Das Ensemble bietet Zeit zum Erholen
Beim Neujahrskonzert in Merching sind selbst die Notsitze belegt. Welcher Wunsch bisher unerfüllt blieb
Merching Schon vor Konzertbeginn in Merching war es für die Veranstalter der „Kultur im Pfarrsaal“ein furioser Jahresstart: Selbst die Notsitze, die zusätzlich aufgestellt wurden, waren restlos belegt.
Mit musikalischen Glockenklängen von Albert Ketèlbey startete das Neujahrskonzert 2018 diesmal sehr feierlich. „Eine Glocke hat den längsten Nachklang von allen Instrumenten: Musik entsteht in der Stille der Zeit und kehrt wieder in das Geheimnis der Stille zurück“, erinnerte Carl Graf die Zuhörer. Genau das wollten die Musiker als musikalischen Neujahrswunsch für dieses Jahr mitbringen: Zeit in allen Facetten. Etwa eine besonders beschwingte, lebensfrohe Zeit, bei der kein bisschen verlorene Zeit dabei ist wie bei dem Veroneser Ständchen. Oder Zeit für einen Walzer und Tanz, wie das Ensemble der Serenata Leonberg mit Berthold Masing (Violine), Nina Karmon (Violine), Pilvi Heinonen (Violincello) und Uwe Gerster (Kontrabass) sowie Pianist und Moderator Carl Graf mit „Ein Walzer für dich“oder unbeschwerten Walzerfolgen von Emmerich Kálmán so schmackhaft machte.
Auch zärtlich und behutsam wie die „Annen-Polka“solle das Jahr sein und dabei immer wieder eine Zwischenzeit zum Erholen und Durchschnaufen wie das „Intermezzo“von Franz Grothe bieten, wünschten die Musiker. Übermütig und mitreißend setzten die Musiker die „Tritsch- und Tratsch-Polka um“. Tritschler, also langsame Menschen, würden auch in diesem Jahr eher nicht vorwärtskommen, und der Tratsch – der wäre noch schneller, als man es überhaupt auf den Instrumenten spielen könne, meinte Carl Graf verschmitzt. Da sei es doch besser, „im Kerzenschimmer“bei einem Musikstück von Gerhard Winkler die Zeit zu genießen.

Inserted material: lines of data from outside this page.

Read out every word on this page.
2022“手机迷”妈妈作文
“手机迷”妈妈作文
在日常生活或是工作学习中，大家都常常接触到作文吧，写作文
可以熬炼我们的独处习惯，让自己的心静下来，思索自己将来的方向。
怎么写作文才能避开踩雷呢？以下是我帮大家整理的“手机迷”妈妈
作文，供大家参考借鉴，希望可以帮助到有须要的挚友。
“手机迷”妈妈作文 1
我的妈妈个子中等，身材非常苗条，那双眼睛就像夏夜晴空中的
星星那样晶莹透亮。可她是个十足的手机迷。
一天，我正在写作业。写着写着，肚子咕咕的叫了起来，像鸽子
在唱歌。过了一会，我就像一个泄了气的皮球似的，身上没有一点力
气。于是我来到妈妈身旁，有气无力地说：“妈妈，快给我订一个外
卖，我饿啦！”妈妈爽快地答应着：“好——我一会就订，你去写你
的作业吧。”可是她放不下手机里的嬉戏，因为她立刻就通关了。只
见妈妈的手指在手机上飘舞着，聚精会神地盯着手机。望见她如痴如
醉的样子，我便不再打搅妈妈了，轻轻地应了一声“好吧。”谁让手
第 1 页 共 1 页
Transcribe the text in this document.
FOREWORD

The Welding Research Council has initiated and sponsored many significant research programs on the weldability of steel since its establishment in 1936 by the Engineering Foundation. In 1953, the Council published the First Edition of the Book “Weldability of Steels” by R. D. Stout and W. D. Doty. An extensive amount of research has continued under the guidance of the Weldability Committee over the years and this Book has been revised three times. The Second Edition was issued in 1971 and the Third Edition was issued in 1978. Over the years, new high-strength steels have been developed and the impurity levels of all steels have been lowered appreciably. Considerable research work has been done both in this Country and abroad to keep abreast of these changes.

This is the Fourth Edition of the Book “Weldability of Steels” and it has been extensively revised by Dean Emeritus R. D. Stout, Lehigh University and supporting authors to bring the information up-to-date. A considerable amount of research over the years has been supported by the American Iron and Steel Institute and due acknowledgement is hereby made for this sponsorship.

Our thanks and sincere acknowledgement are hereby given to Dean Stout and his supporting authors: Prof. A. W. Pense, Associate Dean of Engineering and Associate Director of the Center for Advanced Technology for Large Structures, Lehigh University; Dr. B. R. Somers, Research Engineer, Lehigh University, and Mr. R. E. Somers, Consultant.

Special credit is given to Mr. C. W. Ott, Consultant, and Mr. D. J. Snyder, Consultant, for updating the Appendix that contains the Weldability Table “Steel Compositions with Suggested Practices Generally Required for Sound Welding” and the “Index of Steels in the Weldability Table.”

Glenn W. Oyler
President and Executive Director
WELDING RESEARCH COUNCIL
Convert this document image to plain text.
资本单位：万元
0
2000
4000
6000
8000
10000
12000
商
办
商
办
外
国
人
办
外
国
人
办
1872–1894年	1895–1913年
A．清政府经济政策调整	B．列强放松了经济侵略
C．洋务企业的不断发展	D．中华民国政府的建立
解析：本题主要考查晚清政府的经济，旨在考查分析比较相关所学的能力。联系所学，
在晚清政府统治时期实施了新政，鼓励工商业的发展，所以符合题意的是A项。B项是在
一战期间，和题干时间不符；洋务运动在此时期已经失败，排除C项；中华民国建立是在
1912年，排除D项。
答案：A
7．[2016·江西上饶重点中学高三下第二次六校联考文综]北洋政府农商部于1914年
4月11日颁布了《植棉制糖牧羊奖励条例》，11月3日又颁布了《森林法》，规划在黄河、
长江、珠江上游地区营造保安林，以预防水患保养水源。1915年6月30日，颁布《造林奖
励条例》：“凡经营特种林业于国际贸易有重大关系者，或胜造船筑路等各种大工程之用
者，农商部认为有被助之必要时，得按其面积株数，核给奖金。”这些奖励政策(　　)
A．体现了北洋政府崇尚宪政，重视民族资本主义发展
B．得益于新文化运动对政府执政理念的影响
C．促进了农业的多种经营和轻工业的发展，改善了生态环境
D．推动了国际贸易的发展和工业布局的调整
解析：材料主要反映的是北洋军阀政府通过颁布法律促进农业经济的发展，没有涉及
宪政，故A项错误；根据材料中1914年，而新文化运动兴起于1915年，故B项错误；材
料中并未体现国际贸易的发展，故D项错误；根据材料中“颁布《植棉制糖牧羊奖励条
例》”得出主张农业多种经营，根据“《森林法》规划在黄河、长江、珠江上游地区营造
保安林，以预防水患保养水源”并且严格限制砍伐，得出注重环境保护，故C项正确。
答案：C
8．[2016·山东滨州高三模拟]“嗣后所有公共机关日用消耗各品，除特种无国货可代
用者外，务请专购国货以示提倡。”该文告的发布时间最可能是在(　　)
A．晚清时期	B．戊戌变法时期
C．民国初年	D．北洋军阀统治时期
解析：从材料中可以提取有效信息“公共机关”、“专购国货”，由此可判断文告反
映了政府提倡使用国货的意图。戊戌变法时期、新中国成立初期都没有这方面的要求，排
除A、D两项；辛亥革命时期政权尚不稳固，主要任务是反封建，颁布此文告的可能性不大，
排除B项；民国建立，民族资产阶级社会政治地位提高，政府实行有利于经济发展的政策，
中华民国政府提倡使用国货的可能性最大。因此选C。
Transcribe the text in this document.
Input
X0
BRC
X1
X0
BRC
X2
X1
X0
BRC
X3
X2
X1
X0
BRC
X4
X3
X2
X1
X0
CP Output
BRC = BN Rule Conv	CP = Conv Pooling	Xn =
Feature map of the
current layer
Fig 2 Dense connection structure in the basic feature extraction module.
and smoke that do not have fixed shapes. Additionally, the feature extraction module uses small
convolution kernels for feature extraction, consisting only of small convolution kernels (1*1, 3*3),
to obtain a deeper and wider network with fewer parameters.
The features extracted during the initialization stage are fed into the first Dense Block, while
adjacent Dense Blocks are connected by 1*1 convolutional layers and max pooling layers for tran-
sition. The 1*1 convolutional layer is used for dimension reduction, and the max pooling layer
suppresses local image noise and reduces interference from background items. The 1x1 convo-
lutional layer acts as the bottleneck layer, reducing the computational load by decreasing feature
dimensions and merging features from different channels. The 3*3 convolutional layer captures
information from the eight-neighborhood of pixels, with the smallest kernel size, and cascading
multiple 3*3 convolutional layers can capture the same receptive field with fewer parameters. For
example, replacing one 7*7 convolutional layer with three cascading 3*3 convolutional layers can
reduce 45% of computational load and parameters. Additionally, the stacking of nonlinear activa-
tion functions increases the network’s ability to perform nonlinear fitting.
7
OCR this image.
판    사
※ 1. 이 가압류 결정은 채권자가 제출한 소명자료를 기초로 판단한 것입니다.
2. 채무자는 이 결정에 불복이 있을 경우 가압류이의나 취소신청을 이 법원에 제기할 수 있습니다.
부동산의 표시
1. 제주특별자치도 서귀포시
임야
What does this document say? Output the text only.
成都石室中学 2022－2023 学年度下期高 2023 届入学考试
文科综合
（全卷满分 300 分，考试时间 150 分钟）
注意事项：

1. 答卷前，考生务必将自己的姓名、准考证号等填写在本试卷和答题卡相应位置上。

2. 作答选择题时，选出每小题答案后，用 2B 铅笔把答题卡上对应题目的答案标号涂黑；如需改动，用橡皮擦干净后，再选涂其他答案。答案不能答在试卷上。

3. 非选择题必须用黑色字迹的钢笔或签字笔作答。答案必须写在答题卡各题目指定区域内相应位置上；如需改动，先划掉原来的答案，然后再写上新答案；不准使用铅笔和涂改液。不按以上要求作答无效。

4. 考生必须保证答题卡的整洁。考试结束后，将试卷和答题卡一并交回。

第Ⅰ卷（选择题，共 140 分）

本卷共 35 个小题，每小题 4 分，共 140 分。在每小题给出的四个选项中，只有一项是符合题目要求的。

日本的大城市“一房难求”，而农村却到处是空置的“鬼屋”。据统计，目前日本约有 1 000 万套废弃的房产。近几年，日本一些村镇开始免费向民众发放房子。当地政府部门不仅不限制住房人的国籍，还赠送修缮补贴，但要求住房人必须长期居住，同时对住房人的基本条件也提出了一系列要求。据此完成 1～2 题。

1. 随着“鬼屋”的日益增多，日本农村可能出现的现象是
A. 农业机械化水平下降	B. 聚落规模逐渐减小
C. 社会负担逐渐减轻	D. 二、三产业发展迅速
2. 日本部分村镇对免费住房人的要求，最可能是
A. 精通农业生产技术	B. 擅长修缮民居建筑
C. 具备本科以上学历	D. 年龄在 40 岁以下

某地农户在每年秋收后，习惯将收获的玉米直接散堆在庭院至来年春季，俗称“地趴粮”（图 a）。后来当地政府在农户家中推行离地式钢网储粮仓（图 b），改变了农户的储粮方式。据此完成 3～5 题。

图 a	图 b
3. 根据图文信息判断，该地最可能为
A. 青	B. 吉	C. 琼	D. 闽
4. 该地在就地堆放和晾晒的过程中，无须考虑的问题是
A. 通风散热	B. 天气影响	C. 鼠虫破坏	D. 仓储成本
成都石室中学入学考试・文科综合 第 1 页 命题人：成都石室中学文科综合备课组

Fröhlich luden die Musiker die Zuhörer zu einer rasanten und übermütigen „Petersburger Schlittenfahrt“ein – sehr zart und gefühlvoll folgte darauf die leichtfüßig gespielte „Pizzicato Polka“. Nun hieße es endgültig „freie Bahn“fürs neue Jahr, meinte Carl Graf philosophisch – mit „Freiheit“sei jedoch gemeint: „Ich darf tun, was ich kann“– und nicht „was ich will“, mahnte er. Mit einem furiosen Schaffnerpfiff und dem Stück „Freie Bahn“von Eduard Strauss wollten die Musiker eigentlich das Konzert beschließen, aber die Zuhörer noch lange nicht, wie sie mit ihrem Applaus deutlich machten. Da sich ein musikalischer Neujahrswunsch vom letzten Jahr noch nicht erfüllt habe, nämlich dass der Patriotismus in Europa nicht zum Nationalismus verkomme, wählten die Musiker wie im vergangenen Jahr das Stück „Eljen a Magyar“von Johann Strauß, das nicht nur musikalisch furios und leidenschaftlich klingt, sondern bis heute nichts an seiner politischen Brisanz eingebüßt hat.
Mit einer erneuten heiß begehrten und zu Neujahrskonzerten in Merching so beliebten Zugabe, dem „Radetzkymarsch“, ging das Neujahrskonzert 2018 schließlich schwungvoll zu Ende.